В этот вторник все случилось точно так же. Мы с оцтом сели в его старый грузовик, работавши солнечной энергии, выехали за пределы фермы и направились прямиком к скотобойне. Я знал этот путь наизусть. Каждую кочку, каждую яму и выбоину на нашем пути. По одному лишь движению колес мне вскоре стало понятно на каком участке пути мы находимся и как далеко отъехали от дома. Все это стало частью моей жизни, которую я, к большому сожалению, не мог изменить… не мог до сегодняшнего вторника.

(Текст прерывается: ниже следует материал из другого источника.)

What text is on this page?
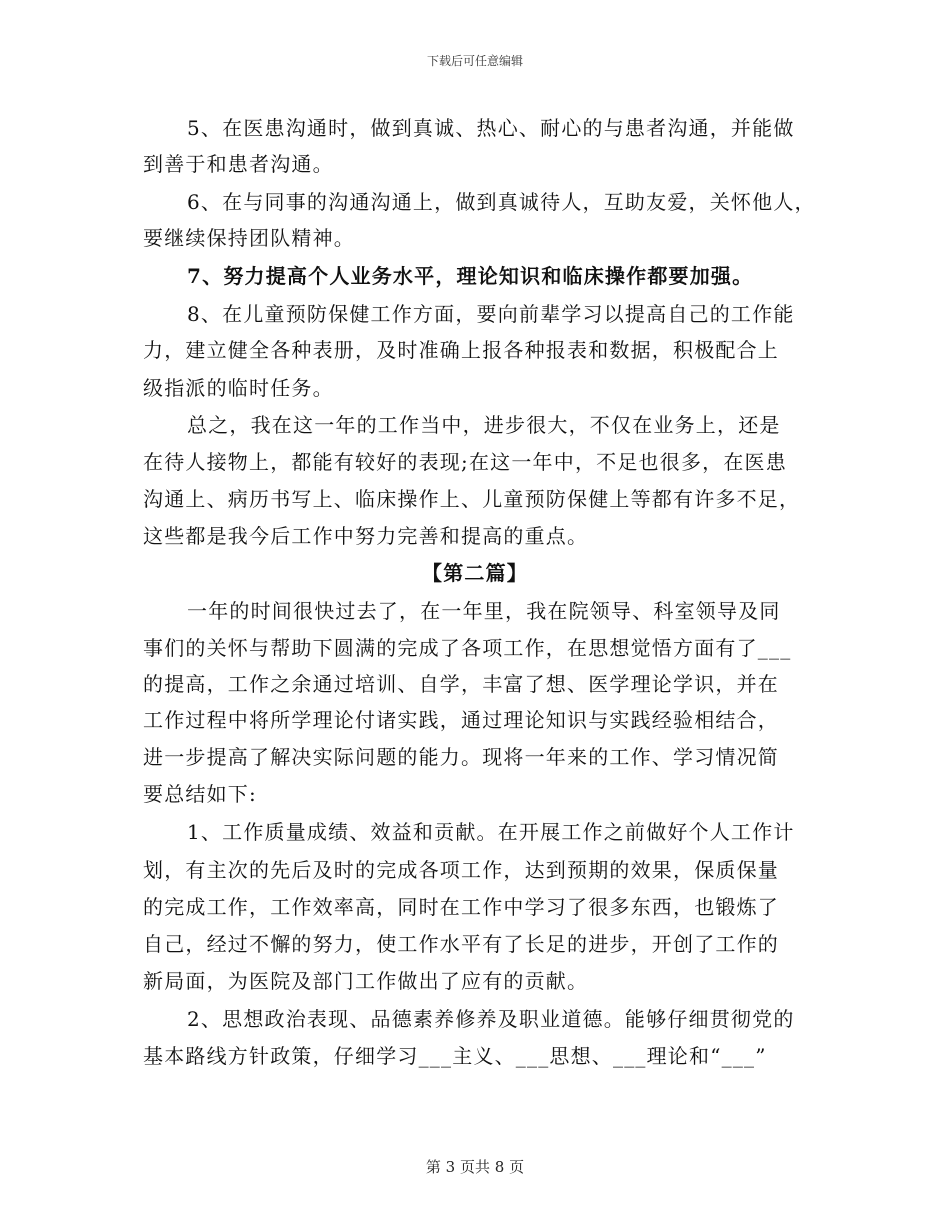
下载后可任意编辑
5、在医患沟通时，做到真诚、热心、耐心的与患者沟通，并能做
到善于和患者沟通。
6、在与同事的沟通沟通上，做到真诚待人，互助友爱，关怀他人，
要继续保持团队精神。
7、努力提高个人业务水平，理论知识和临床操作都要加强。
8、在儿童预防保健工作方面，要向前辈学习以提高自己的工作能
力，建立健全各种表册，及时准确上报各种报表和数据，积极配合上
级指派的临时任务。
总之，我在这一年的工作当中，进步很大，不仅在业务上，还是
在待人接物上，都能有较好的表现;在这一年中，不足也很多，在医患
沟通上、病历书写上、临床操作上、儿童预防保健上等都有许多不足，
这些都是我今后工作中努力完善和提高的重点。
【第二篇】
一年的时间很快过去了，在一年里，我在院领导、科室领导及同
事们的关怀与帮助下圆满的完成了各项工作，在思想觉悟方面有了___
的提高，工作之余通过培训、自学，丰富了想、医学理论学识，并在
工作过程中将所学理论付诸实践，通过理论知识与实践经验相结合，
进一步提高了解决实际问题的能力。现将一年来的工作、学习情况简
要总结如下:
1、工作质量成绩、效益和贡献。在开展工作之前做好个人工作计
划，有主次的先后及时的完成各项工作，达到预期的效果，保质保量
的完成工作，工作效率高，同时在工作中学习了很多东西，也锻炼了
自己，经过不懈的努力，使工作水平有了长足的进步，开创了工作的
新局面，为医院及部门工作做出了应有的贡献。
2、思想政治表现、品德素养修养及职业道德。能够仔细贯彻党的
基本路线方针政策，仔细学习___主义、___思想、___理论和“___”
第 3 页共 8 页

Все было готово, впрочем как и всегда.
На пороге нас встретил Боб. Старый Боб, похожий на маньяка из голливудских фильмов ужасов, был одет в потрепанные джинсы и толстые, как у Гулливера, сапоги. Улыбнувшись нам, он подошел к грузовичку и вытянул оттуда нечто, завернутое в серую плотную материю, одним своим видом наводившее ужас на меня. Боб знал мой страх, он вообще знал мою ненависть ко всему, что происходило здесь и каждый раз, видя мое отвращение, шутил надо мной, рассказывая старые «мясницкие» байки о том, как любит свою работу.
Отец молчал. Он вообще был человеком молчаливыми говорил лишь тогда, когда необходимость была сильнее простого молчания. В этот раз он поступил как и всегда. Как и в любой вторник до этого и поступит так же в следующие миллионы вторников в будущем. Выпрыгнул из грузовика и прямо направился ко входу.
Говорили с Бобом. Обсуждали политику, экономику, будущее кредита. Мы почти расплатились и оставалось совсем чуть-чуть, но почему-то отец решил не останавливаться на достигнутом и расширить дело.
Старина Боб лишь одобрительно закивал головой. Больше работы. БОЛЬШЕ МЯСА! Он был так рад, так широко улыбался, что из-под его толстенных губ выскочили все его желтые зубы. Он курил. Дымил как паровоз на старом перроне, отчего в самые напряженные рабочие дни от него несло дымом аж за несколько метров.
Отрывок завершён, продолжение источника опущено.